I was going to end the blog in June after my wedding, but as the date gets closer, I am starting to realize that this wedding thing might actually take up more of my time than I thought. So I’ve decided to say goodbye on a high note and not be one of those bloggers that just fades away with fewer and fewer posts.[singlepic id=224 w=320 h=240 float=right]
It goes without saying that this has been an incredible journey. Almost two years ago I made a decision to take control of my life by doing something simple: talking to strangers.

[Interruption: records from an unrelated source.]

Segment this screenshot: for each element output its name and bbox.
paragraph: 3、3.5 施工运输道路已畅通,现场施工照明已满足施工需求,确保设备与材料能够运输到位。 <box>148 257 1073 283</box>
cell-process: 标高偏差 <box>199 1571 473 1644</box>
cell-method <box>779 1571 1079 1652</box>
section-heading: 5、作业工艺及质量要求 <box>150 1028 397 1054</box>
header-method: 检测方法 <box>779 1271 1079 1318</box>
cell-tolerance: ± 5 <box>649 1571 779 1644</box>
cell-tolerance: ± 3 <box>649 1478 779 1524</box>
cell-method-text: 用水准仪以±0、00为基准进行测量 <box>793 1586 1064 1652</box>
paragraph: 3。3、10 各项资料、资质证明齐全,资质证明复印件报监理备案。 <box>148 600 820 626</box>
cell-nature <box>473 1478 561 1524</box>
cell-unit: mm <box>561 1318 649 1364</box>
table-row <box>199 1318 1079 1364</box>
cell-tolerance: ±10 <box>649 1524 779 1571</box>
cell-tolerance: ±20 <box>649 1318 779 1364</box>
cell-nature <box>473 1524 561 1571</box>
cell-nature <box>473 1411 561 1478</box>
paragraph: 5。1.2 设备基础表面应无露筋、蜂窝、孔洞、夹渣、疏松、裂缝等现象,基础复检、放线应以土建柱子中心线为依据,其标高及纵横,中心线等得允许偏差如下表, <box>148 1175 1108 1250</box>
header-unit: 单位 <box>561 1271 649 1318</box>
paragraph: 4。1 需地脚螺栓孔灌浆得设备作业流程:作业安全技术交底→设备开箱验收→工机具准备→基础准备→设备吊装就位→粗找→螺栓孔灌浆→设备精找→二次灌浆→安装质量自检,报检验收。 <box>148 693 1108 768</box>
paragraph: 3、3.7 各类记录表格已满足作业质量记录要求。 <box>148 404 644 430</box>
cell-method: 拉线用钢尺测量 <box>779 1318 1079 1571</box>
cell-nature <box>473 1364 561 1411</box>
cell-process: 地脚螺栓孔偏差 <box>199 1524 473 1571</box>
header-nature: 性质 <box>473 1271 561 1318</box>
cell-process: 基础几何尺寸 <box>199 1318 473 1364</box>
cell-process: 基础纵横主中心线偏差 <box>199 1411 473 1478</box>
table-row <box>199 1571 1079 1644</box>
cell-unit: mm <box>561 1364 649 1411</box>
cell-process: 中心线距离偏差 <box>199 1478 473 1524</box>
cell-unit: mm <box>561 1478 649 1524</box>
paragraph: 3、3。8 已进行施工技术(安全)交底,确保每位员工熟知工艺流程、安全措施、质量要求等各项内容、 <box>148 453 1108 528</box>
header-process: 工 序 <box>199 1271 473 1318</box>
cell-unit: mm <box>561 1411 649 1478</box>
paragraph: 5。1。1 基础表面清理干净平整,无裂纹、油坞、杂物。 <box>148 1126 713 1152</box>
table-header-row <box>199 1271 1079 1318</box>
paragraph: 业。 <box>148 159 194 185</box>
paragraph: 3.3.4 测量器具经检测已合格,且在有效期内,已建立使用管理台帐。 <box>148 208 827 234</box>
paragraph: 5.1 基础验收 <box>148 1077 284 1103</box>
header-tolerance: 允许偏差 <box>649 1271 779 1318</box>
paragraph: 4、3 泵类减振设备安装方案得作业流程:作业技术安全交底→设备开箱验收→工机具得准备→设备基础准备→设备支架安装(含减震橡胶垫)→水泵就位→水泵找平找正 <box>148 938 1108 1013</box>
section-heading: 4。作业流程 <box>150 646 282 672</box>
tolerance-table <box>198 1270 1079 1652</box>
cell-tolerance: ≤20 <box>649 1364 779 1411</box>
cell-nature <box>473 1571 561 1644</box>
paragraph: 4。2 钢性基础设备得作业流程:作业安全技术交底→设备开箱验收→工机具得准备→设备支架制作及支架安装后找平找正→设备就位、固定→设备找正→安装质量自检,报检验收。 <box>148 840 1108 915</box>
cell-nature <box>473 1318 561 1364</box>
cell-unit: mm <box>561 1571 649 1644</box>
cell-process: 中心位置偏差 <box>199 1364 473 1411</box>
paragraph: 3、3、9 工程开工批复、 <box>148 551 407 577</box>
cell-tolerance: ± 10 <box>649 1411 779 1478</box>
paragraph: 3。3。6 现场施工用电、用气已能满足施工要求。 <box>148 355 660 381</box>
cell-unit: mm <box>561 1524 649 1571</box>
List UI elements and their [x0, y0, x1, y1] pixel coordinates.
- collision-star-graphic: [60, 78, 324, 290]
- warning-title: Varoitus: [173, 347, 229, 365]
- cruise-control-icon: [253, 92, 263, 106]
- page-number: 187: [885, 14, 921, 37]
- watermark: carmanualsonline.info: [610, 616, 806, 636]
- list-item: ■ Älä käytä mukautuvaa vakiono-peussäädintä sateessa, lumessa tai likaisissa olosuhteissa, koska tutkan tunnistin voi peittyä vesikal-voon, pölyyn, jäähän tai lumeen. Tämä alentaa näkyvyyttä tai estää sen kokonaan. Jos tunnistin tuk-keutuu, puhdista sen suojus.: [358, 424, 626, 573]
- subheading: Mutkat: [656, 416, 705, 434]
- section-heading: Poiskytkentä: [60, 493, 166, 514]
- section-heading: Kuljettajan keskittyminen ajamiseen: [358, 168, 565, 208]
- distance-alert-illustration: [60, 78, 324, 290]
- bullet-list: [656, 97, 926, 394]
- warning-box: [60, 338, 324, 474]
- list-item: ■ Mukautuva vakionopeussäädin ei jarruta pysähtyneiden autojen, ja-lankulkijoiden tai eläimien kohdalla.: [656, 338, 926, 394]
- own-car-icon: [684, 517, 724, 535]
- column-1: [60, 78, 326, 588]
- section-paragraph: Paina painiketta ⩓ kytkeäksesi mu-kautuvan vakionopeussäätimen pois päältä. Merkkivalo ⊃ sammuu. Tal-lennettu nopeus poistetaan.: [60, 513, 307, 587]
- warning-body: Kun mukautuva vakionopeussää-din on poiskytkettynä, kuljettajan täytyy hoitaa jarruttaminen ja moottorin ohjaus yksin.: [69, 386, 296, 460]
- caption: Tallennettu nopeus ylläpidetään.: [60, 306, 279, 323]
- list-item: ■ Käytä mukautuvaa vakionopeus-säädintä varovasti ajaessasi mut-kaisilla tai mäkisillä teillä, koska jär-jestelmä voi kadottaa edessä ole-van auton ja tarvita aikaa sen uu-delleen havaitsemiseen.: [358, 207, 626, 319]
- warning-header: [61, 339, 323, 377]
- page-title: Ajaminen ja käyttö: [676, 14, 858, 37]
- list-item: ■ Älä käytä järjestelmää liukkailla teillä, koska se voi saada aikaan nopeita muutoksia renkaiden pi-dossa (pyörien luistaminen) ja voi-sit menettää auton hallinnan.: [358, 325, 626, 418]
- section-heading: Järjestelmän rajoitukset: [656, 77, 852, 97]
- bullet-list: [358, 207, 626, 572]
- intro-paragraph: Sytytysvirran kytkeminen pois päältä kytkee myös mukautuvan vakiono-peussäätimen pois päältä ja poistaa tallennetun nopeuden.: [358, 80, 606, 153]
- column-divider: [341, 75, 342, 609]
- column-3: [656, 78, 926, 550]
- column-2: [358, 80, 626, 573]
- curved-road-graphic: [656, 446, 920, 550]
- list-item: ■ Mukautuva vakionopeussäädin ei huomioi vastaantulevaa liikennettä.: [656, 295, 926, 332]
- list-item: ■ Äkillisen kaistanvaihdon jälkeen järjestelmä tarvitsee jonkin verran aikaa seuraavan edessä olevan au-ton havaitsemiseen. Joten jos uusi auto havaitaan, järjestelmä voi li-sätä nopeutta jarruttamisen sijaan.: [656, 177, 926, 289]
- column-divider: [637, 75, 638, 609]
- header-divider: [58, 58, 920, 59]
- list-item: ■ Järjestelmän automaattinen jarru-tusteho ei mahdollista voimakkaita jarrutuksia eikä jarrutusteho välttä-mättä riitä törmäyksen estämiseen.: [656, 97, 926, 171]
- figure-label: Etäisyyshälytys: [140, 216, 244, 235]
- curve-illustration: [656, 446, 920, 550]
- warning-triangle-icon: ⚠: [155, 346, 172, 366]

It turned out not to be so simple after all and I never could have imagined ago the impact that my decision would have on my life.
It’s not just the obvious boon of meeting and marrying Michelle. Or the relationships with countless others, both profound and mundane, that I’ve nurtured over the course of the Project. The result I’m most proud of is the change in me.
I used to overthink things and the dialog in my head about what the other person would say if I started a conversation would be too much to overcome. Does this person just want to be alone? What if they don’t like me? What if I embarrass myself?
Now, it’s not that I don’t care, I do, it’s just that I know most people like people. And those who don’t, the people who say “Fuck off,” well, I’m better able to brush it off. Because I’ve racked up some wins, I can better ignore the defeats.
Talking to people has become second nature. I really am that guy in the elevator now who says, “How’s everybody doing?” (Okay, maybe not really like the Sparklets guy, but I have spoken to a lot of people in elevators.) I just like the excitement of not knowing what’s going to happen when you interact with another person. It still makes my heart race when I approach someone, but now it’s exciting, not terrifying.
I think what I’m trying to say is that I’ve become the person I never even knew I could be. Sure, maybe I’m unemployed, but that doesn’t seem to matter right now. I’m about to go on this journey with Michelle and it just feels awesome.
I know I’ve said most of this stuff before. After two years, I’ve said pretty much everything I can think of. But one thing I don’t think I’ve said enough is how much I appreciate the support and emails and comments from the people who’ve been following this Project. For every comment you see, I get a few private emails from people telling me about their lives. About how they’re shy or just in a situation where it’s tough to meet people. I respond to every one of them and I tell them if I can do it, so can you. Sometimes, it’s heartbreaking to hear about younger kids–teenagers or college students–telling me about how hard it is. But trust me, the hardest part is taking that first step.
I don’t want to be all self-congratulatory, patting myself on the back for my own successes or for being all “inspirational” to other people. But I have learned a lot and I think it’s worth sharing. It all boils down to this: people were not meant to be alone. We need human interaction. It’s what makes life worth living. And unfortunately, sometimes that takes effort. Sometimes it takes a shitload of effort. But it’s never not worth it.